Actually I tried this formula:
$f=\left(\frac{a}{b}-1\right)$
While $f$ is the flattening factor, $a is the semi\,major\,axes$, $b is the semi\,minor\,axes$. I think it's true because when I try it with circle it gives me $\left(\,f=0.0\,0\right)$. but I don't have any source for this formula and I'm not sure if it's true !
So if any one know what is the exact formula for finding the flattening factor for a ellipse ?
The flattening factor is given by $\;f = 1 - \cfrac ba$.

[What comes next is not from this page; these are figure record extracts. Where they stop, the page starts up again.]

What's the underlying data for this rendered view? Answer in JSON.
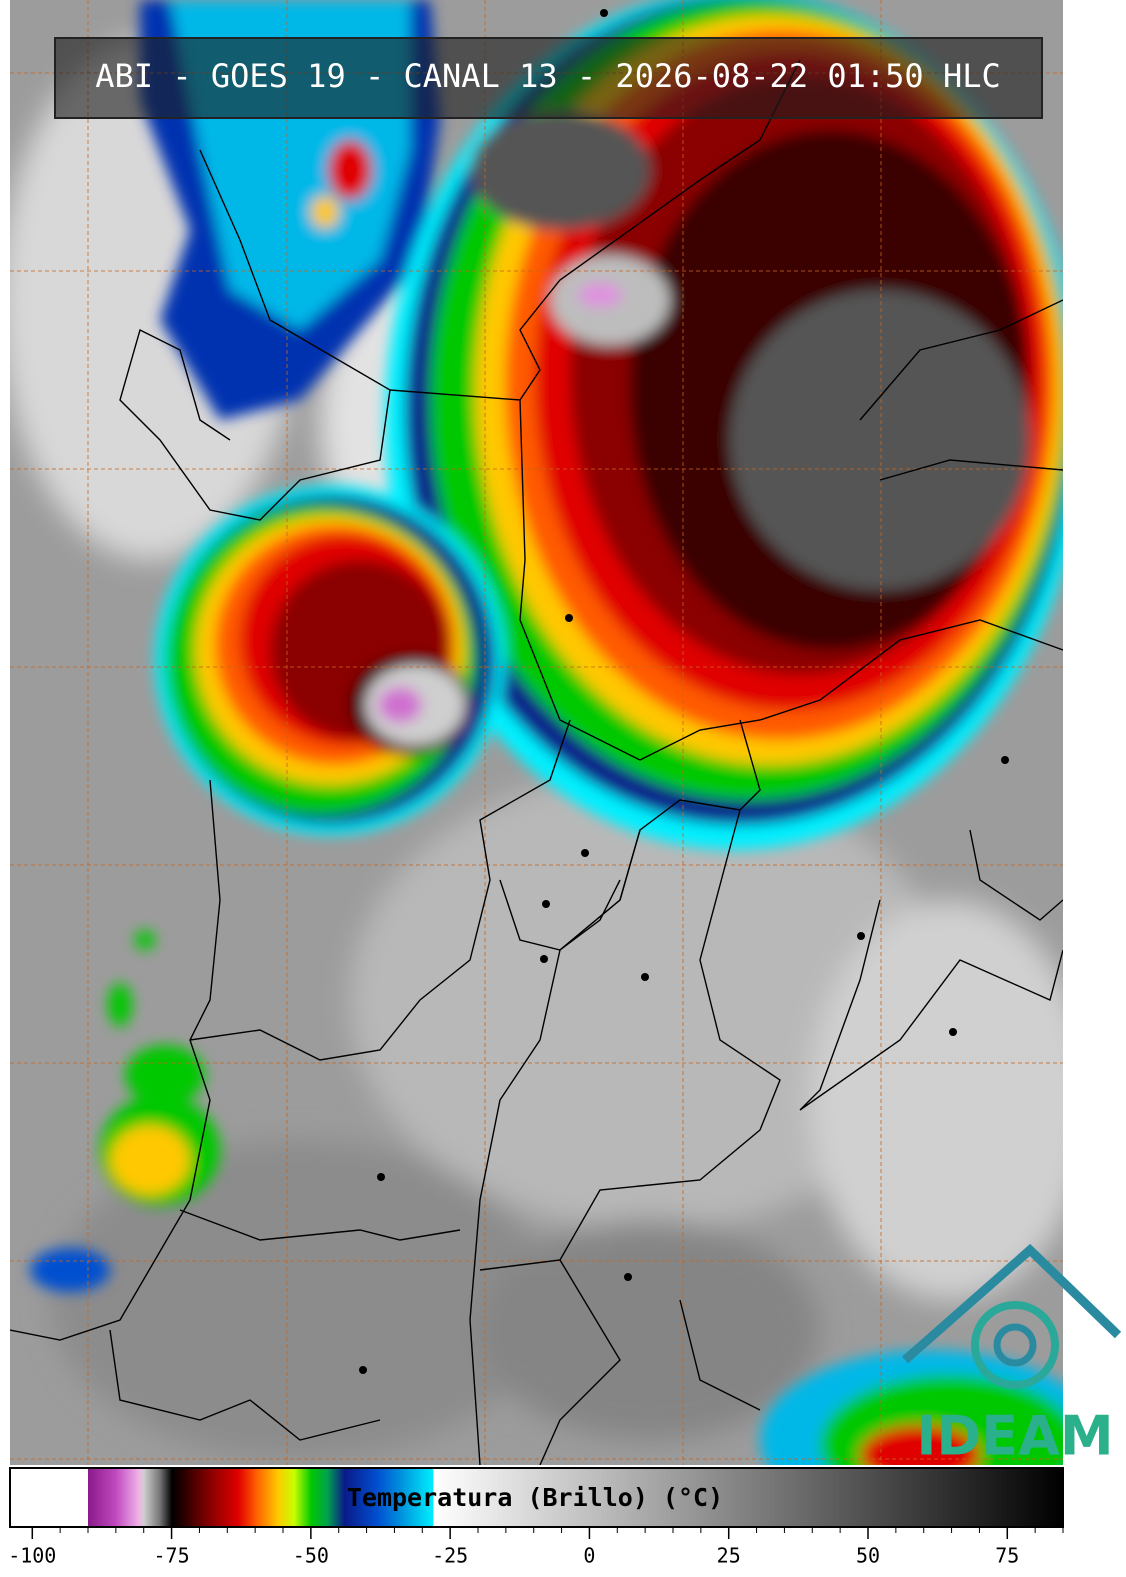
{
  "title": "ABI - GOES 19 - CANAL 13 - 2026-08-22 01:50 HLC",
  "colorbar": {
    "label": "Temperatura (Brillo) (°C)",
    "xlim": [
      -104,
      85
    ],
    "ticks": [
      -100,
      -75,
      -50,
      -25,
      0,
      25,
      50,
      75
    ],
    "minor_ticks": [
      -95,
      -90,
      -85,
      -80,
      -70,
      -65,
      -60,
      -55,
      -45,
      -40,
      -35,
      -30,
      -20,
      -15,
      -10,
      -5,
      5,
      10,
      15,
      20,
      30,
      35,
      40,
      45,
      55,
      60,
      65,
      70,
      80,
      85
    ],
    "stops": [
      {
        "value": -104,
        "color": "#ffffff"
      },
      {
        "value": -90,
        "color": "#ffffff"
      },
      {
        "value": -90,
        "color": "#8a1a8a"
      },
      {
        "value": -85,
        "color": "#c04ac0"
      },
      {
        "value": -81,
        "color": "#f0b0e8"
      },
      {
        "value": -80,
        "color": "#d0d0d0"
      },
      {
        "value": -77,
        "color": "#707070"
      },
      {
        "value": -75,
        "color": "#000000"
      },
      {
        "value": -72,
        "color": "#3a0000"
      },
      {
        "value": -68,
        "color": "#8b0000"
      },
      {
        "value": -63,
        "color": "#e00000"
      },
      {
        "value": -60,
        "color": "#ff5a00"
      },
      {
        "value": -56,
        "color": "#ffc800"
      },
      {
        "value": -53,
        "color": "#c8ff00"
      },
      {
        "value": -50,
        "color": "#00c800"
      },
      {
        "value": -47,
        "color": "#00a050"
      },
      {
        "value": -44,
        "color": "#0a1a8a"
      },
      {
        "value": -38,
        "color": "#0050d0"
      },
      {
        "value": -33,
        "color": "#00a0e0"
      },
      {
        "value": -28,
        "color": "#00f0ff"
      },
      {
        "value": -28,
        "color": "#ffffff"
      },
      {
        "value": 85,
        "color": "#000000"
      }
    ]
  },
  "logo": {
    "text": "IDEAM"
  }
}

A closely related term you might be interested in is the eccentricity of an ellipse, usually denoted $e$ or $\varepsilon$. Eccentricity in general represents ratio of the distance between the two foci, $2h$, to the length of the major axis, $2a$: $$e = \dfrac{2h}{2a} = \dfrac ha$$
where the distance between a focus and the center is given by $\;h = \sqrt{a^2-b^2}.$
In fact, we can represent eccentricity in terms of $a, b$: $$e=\varepsilon=\sqrt{\frac{a^2-b^2}{a^2}} =\sqrt{1-\left(\frac{b}{a}\right)^2} = \frac ha$$
For an ellipse, the eccentricity is $0 < e < 1$. Eccentricity is zero when the foci coincide with the center point, i.e, the figure is a circle. As eccentricity increases, the shape gets more elongated (stretched/flattened): the closer to $1$ it gets, the flatter the ellipse.